Considering these points, we can understand why people easily believed the story of carnivorous bananas. First, these emails were sent by relatives and close acquaintances, thus increasing the claim’s credibility. On the other hand, the concept presented in the email was a simple and fundamental topic, and it was easy to visualize.

Newman says the problem with our gullibility stems from our faulty memory. If we could rewind our memory like a video, we could correct the facts. But years of research have shown us that memory could be better, and we always lose some information.
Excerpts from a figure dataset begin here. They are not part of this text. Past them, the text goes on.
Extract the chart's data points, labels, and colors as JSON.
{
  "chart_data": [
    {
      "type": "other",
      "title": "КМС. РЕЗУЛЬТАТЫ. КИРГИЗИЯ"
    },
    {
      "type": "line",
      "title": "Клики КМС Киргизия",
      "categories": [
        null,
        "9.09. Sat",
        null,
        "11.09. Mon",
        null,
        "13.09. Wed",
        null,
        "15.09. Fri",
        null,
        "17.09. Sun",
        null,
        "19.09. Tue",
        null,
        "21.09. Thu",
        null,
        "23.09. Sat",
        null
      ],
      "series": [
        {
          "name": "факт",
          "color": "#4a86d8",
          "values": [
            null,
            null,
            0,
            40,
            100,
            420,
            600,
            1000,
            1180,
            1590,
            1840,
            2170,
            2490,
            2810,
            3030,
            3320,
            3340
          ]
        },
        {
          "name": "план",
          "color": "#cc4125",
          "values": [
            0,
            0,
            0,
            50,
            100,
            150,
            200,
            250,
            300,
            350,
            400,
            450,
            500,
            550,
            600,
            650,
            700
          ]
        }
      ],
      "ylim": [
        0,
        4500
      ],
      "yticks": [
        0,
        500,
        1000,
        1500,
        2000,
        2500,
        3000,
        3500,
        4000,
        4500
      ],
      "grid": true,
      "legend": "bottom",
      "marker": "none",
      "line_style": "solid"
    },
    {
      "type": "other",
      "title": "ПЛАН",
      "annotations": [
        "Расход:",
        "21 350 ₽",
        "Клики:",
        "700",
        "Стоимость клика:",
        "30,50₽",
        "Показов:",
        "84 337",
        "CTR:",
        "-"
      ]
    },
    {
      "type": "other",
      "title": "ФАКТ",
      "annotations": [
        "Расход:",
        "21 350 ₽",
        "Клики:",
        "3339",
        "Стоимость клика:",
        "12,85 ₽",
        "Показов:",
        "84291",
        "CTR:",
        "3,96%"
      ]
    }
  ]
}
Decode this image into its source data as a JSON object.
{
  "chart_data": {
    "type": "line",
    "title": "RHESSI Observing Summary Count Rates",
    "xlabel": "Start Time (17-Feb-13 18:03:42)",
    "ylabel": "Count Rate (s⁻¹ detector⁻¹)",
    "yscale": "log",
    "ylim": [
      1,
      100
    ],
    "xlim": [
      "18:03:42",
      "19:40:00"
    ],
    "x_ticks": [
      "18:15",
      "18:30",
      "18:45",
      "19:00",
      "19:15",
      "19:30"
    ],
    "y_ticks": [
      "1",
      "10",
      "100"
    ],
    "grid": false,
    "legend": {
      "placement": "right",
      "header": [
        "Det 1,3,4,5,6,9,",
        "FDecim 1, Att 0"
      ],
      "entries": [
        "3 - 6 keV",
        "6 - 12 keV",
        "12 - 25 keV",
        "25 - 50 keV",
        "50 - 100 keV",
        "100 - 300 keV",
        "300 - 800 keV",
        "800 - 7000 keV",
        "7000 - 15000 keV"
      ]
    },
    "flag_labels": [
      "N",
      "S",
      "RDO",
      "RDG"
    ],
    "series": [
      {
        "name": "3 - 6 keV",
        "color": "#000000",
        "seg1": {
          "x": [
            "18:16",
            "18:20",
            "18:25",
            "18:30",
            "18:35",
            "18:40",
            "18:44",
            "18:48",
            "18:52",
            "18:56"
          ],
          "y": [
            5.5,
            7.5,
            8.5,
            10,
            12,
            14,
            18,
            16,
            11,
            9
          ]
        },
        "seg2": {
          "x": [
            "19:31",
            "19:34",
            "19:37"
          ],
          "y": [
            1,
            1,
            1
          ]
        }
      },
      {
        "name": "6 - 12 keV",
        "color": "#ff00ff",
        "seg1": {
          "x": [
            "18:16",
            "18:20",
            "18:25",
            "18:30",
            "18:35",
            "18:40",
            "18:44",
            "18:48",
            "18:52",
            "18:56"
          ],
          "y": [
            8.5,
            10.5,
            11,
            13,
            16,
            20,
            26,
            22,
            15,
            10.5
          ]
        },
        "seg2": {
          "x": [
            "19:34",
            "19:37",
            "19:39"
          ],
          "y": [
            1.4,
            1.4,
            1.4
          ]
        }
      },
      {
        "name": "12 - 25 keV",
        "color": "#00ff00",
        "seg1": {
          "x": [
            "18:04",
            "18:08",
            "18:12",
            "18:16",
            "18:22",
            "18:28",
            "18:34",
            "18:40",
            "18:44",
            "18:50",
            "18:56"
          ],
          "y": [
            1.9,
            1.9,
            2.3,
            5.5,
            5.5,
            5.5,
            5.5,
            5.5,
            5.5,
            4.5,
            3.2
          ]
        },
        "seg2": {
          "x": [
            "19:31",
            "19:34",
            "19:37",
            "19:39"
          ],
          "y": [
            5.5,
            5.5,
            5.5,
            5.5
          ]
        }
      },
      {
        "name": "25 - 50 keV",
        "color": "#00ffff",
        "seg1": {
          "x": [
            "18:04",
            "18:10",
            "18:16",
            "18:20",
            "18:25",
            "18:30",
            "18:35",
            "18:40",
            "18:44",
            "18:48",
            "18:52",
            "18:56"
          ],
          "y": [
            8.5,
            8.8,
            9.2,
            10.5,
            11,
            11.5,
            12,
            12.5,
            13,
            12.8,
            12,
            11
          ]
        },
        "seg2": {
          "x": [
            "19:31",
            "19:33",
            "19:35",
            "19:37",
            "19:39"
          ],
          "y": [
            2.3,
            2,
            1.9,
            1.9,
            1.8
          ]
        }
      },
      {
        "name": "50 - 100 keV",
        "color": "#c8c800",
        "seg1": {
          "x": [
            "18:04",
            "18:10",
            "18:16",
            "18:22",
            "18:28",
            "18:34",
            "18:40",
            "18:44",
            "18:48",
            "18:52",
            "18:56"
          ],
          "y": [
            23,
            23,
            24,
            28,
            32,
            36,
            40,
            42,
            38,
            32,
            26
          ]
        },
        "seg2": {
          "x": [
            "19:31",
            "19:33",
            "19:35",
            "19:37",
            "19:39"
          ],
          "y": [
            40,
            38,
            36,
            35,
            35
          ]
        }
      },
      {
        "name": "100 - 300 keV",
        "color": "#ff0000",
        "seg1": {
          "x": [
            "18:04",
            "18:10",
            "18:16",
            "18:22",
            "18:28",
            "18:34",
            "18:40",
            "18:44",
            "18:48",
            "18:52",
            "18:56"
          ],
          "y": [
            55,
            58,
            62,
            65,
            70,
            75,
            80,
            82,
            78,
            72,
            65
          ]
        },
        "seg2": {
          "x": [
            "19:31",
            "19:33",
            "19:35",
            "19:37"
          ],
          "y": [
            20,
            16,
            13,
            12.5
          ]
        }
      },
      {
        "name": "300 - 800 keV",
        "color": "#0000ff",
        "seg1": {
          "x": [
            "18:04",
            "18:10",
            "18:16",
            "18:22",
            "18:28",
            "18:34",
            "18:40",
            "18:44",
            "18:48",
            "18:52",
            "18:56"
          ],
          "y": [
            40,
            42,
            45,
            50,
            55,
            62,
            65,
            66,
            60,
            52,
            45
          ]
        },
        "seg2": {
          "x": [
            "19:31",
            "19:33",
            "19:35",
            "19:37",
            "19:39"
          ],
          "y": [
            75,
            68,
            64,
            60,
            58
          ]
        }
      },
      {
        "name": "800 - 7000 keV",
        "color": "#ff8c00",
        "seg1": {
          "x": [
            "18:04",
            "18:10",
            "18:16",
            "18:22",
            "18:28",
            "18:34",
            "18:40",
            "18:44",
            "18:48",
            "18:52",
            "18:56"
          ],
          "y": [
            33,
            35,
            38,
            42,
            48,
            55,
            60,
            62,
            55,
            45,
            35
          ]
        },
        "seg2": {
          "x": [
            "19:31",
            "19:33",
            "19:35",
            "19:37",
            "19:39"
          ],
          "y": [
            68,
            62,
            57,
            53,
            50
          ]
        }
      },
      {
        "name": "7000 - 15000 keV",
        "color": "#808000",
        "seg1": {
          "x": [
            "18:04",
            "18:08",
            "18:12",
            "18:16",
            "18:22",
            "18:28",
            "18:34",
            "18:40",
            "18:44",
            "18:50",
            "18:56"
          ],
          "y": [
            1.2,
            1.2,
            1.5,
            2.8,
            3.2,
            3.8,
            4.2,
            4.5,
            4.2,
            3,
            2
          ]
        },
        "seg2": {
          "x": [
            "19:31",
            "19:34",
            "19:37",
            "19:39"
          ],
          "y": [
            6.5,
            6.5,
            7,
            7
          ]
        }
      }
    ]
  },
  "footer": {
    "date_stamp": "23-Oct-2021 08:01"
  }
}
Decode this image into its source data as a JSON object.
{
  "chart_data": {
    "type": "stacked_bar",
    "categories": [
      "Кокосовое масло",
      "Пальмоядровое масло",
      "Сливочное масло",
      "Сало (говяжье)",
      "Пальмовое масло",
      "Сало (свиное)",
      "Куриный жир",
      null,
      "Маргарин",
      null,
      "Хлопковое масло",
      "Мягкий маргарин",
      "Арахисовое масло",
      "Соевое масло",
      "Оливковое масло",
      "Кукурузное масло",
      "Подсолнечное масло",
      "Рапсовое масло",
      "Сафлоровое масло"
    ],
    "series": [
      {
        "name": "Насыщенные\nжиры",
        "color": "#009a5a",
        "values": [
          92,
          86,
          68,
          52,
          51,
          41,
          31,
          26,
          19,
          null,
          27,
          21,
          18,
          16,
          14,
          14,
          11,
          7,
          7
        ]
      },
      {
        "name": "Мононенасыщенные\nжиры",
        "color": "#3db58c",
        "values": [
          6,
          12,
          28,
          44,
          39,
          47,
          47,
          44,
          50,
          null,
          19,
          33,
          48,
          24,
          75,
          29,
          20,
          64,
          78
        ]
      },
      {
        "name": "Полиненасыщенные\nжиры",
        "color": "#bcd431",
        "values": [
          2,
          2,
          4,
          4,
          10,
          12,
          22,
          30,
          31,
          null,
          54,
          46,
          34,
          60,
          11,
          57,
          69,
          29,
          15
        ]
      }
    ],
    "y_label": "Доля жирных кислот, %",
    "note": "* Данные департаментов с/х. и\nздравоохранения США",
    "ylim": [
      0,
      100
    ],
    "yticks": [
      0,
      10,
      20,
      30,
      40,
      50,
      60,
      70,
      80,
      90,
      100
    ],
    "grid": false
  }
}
As a result of these weaknesses in our memory, we are immediately attracted to the interesting and exciting details of any story. We need to remember that the story has been proven otherwise. Worse, repeating that claim increases our familiarity with it, and, as we’ve seen, familiarity with a concept increases its believability.

If one of our beliefs, rooted in our mind for years, is rejected, a hole is created that is unpleasant for us. Steven Lewandowski, a psychologist at the University of Bristol, explains that our beliefs are embedded in our “mental model” of how the world works. Each thought is related to other views, Like a book whose pages are tied together, and when we separate one page, the other pages are also separated. Usually, to avoid this unpleasant feeling, we prefer to hold on to our false beliefs rather than having our entire belief system fall apart.

Fortunately, more effective ways exist to inform people and determine the truth. First, you should not constantly deny a person’s wrong belief, but an alternative to the false belief should be provided to fill the void created in the person’s mind. For example, if I tell you the moon isn’t made of cheese, you’ll have a hard time letting go of that belief, but if I tell you the moon isn’t made of cheese, it’s made of rock, you’ll say, “Okay, okay,” says Lewandowski. Because then you still have a belief about the moon.

Newman agrees with this helpful strategy. To offer an alternative to a person’s mistaken belief, you must improve their understanding with clear expressions, images, and good rhetoric. Additionally, repeating a message often helps keep it fresh in mind. In this way, a person’s familiarity with the truth improves, and its believability increases.

It is worth thinking about and verifying the daily news you read or hear. Are you stingy in using the power of analysis and cognition, and do you judge what is said based on your feelings? If so, some of your beliefs are worth as much as the rumor of carnivorous bananas.